INTRODUCCIÓN
- La Parroquia es un lugar privilegiado desde el cual la Iglesia se presenta ante el mundo como Sacramento de Salvación, con la misión de vivir, anunciar e instaurar el Reino de Dios en todos los pueblos (Mt 28, 19-20).
- Es lugar de encuentro de toda clase de personas en la Fe, para crear la Comunidad Cristiana Evangelizada y Evangelizadora y convertirse en Comunidad de Comunidades, transmisora de experiencias de vida cristiana.
- El ambiente de cambio sociocultural, de increencia e indiferencia, ampliamente extendido y socialmente legitimado, exige hoy a nuestras parroquias la acogida, el diálogo, la delegación confiada en los laicos, la apertura al otro, la acción común de todos, la aceptación de los distintos carismas, la pastoral programada y coordinada, la formación de todos los agentes pastorales, la escucha atenta de la realidad social del lugar, la opción por los pobres…
- Para San Vicente, la movilidad misionera era fundamental para la misión. Por eso, no se sentía muy entusiasmado con el compromiso de la Congregación por las parroquias.
- La Iglesia nos pide que en las actividades pastorales aportemos nuestra identidad, lo específicamente nuestro, como don del Espíritu a la Comunidad cristiana que servimos.
Este Estatuto pretende animar y sostener la pastoral parroquial desde nuestro carisma vicenciano.
I. OBJETIVO GENERAL
La Parroquia Vicenciana, desde su peculiar carisma, ha de vivir con una especial sensibilidad la acción evangelizadora, que desemboca en la acción caritativa y el compromiso por los alejados y marginados. (Cf. CC. 5, 6, 7, 12).
II. PRINCIPIOS
- El Estatuto 10 de nuestras Constituciones, nos indica las condiciones concretas para verificar si una parroquia está realmente dentro de nuestra misión:
- Que el apostolado que ejercitamos esté de acuerdo con el fin y naturaleza de nuestro Instituto.
- Que el escaso número de sacerdotes en la zona requiera nuestra presencia.
- Que la parroquia esté constituida, en su mayor parte, de pobres.

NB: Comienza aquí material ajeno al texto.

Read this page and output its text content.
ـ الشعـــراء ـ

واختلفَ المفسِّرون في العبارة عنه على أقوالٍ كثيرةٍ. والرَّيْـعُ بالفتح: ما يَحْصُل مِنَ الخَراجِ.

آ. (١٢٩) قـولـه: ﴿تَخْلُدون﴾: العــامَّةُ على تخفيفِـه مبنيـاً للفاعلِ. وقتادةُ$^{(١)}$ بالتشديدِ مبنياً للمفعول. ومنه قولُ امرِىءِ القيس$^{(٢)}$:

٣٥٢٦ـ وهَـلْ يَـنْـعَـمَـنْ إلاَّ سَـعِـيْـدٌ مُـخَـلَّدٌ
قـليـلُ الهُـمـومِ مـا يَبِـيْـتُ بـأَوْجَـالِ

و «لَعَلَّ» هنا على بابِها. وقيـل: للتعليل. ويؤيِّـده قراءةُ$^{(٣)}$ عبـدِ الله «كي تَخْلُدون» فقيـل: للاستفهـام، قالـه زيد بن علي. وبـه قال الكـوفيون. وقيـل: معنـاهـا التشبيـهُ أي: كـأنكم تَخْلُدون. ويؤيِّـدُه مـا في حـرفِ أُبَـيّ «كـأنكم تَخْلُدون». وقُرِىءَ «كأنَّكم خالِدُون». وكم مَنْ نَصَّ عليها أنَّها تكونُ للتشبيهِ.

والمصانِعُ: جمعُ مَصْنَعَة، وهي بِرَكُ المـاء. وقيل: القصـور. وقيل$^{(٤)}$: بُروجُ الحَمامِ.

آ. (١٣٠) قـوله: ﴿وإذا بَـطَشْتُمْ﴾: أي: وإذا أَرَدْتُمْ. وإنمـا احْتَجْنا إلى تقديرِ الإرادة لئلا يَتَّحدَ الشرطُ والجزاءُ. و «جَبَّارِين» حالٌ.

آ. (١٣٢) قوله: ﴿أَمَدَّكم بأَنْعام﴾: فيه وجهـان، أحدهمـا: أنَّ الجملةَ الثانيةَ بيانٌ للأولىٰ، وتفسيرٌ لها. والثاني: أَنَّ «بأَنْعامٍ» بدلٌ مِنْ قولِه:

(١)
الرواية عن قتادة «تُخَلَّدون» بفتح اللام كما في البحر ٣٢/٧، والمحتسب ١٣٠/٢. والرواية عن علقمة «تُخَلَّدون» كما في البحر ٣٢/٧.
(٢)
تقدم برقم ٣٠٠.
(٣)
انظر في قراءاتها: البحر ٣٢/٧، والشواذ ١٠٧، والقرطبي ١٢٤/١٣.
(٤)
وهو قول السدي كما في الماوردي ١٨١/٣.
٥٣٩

- La visibilidad de nuestro carisma es de vital importancia en nuestros ministerios; por ello deben abandonarse los que no cumplan este fin. El Estatuto I nos lo recuerda: «Abandónense gradualmente las obras de apostolado que, tras un ponderado examen, se vea que en la actualidad han dejado de responder a la vocación de la Congregación».
- San Vicente avisaba del peligro que corre la Congregación, si sus miembros empiezan a verse poco diferentes del clero diocesano.
- Nuestras obligaciones con una parroquia tienen unos límites temporales, que deben recogerse en un contrato.
- Debemos tener las ideas claras sobre cuanto tiempo vamos a permanecer en una parroquia concreta y lo que nos proponemos realizar allí durante ese plazo.
- Es necesario evaluar si hemos alcanzado los objetivos propuestos y si hemos cumplido nuestra misión.
- El compromiso que contraemos al aceptar una parroquia es comunitario. San Vicente fue muy claro sobre la vida y el trabajo en comunidad, como lo expresan nuestras Constituciones.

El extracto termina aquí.